Chris (Daniel Kaluuya) and his girlfriend Rose (Allison Williams) travel to Rose’s family home for Chris to meet her parents and younger brother Jeremy (Caleb Landry Jones). A party springs up around them in honour of Rose’s grandfather, and it is not long before Chris realises that there is not only something terribly wrong with the African-American housekeeper and groundsman at the family home, but also the way these new party guests react to him.
Get Out is the feature debut from Jordan Peele, and is a marked change of pace for the filmmaker, who is known for his comedic partnerships with Keegan-Michael Key. Not only has Peele made an engrossing thriller in Get Out, but he has also made a fascinating film that comments on the still unequal relationship between white and black people in the US.
Daniel Kaluuya leads the cast as the African-American Chris, who not only feels like a fish out of water in a house where the only other black people are ‘the help’, but also feels that something is very wrong on a deeper level. Kaluuya is incredibly strong as Chris, making him a character with understandable reservations, but easily managing to convey his bewilderment and fears at the changes to the atmosphere in the house. Allison Williams, in her feature debut, makes Rose a character that seems like the relaxed liberal daughter of a family struggling with white guilt, but also manages to convey a darker undertone to the character that she has a lot of fun with in the final act. Catherine Keener obviously has fun with the twisted Missy, Bradley Whitford makes Dean a man who outwardly tries too hard to befriend Chris, but is hiding a terrible secret. Lil Rel Howery is wonderfull as Chris’ TSA agent best friend, and Stephen Root brings the gravitas and the creep factor as blind art dealer Jim Hudson.
Jordan Peele’s script for Get Out is one that makes social commentary on the Western world we are living in today; Chris is a curiosity, a commodity and is considered to be cool because of his racial background, but none of the characters seem to want to get to know him any deeper than the surface. Elsewhere, with the dark twist to the movie, Peele makes a comment on the divide between black and white that still exists, the gap between rich and poor, as well as making a statement on slavery that is subtle yet glaring at the same time. As well as this, the creepy feel to the film is incredibly well realised, as well as the final act that turns from dread to violence.
As director Jordan Peele allows the unsettling feel of the film to build slowly, with the audience in on much more of the terrifying goings-on than Chris.
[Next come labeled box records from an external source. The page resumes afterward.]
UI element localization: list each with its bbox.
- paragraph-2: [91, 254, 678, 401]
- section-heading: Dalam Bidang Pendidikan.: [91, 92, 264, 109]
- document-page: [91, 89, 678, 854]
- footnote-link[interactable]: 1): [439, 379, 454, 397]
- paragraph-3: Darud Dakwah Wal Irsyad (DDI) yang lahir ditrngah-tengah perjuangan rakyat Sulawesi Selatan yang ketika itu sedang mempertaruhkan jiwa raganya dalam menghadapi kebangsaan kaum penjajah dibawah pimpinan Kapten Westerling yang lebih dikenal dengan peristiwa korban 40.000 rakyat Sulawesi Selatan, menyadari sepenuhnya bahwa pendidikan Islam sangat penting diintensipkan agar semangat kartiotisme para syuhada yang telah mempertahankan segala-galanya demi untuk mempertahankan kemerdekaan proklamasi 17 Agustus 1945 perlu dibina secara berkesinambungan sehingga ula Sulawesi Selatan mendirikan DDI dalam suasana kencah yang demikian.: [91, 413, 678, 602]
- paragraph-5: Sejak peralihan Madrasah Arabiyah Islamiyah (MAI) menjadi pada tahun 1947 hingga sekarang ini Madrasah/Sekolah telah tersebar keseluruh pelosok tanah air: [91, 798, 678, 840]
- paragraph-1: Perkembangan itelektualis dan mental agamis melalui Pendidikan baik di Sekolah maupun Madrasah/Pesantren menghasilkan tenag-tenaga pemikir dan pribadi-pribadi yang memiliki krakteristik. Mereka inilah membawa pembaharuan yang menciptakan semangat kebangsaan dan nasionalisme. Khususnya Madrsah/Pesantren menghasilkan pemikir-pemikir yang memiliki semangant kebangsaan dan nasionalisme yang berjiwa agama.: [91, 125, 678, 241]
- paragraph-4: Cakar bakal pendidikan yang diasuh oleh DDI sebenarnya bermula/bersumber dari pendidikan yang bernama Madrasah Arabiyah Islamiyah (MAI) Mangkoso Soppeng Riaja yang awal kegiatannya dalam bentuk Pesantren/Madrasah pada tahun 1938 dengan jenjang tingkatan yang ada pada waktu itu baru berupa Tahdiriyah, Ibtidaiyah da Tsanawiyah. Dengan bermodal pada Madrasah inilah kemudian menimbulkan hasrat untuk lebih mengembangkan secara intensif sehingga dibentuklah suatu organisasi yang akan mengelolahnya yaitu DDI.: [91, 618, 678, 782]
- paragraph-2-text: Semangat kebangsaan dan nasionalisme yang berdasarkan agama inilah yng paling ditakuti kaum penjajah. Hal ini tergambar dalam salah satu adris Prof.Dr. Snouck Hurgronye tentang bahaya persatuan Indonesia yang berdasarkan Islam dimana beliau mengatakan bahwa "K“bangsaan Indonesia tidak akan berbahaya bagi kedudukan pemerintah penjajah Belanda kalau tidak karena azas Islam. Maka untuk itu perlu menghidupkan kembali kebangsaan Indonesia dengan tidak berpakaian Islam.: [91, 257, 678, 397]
There are deeply unsettling and curious moments throughout the film, before everything comes crashing to explanation and violence in the final act. Get Out is more of a thriller than a horror, but its comments on divides and control in our society are truly horrifying.
In all, Get Out is a smart, dread-filled and beautifully shot horror film, whose horror comes from the way people are treated when they are alive, more than the way they may or may not die. The cast are outstanding in the film, and the only complaint, if there were to be one, is that although the opening sequence sets the tone for the film, in hindsight it feels absurdly out of place with the rest of the story.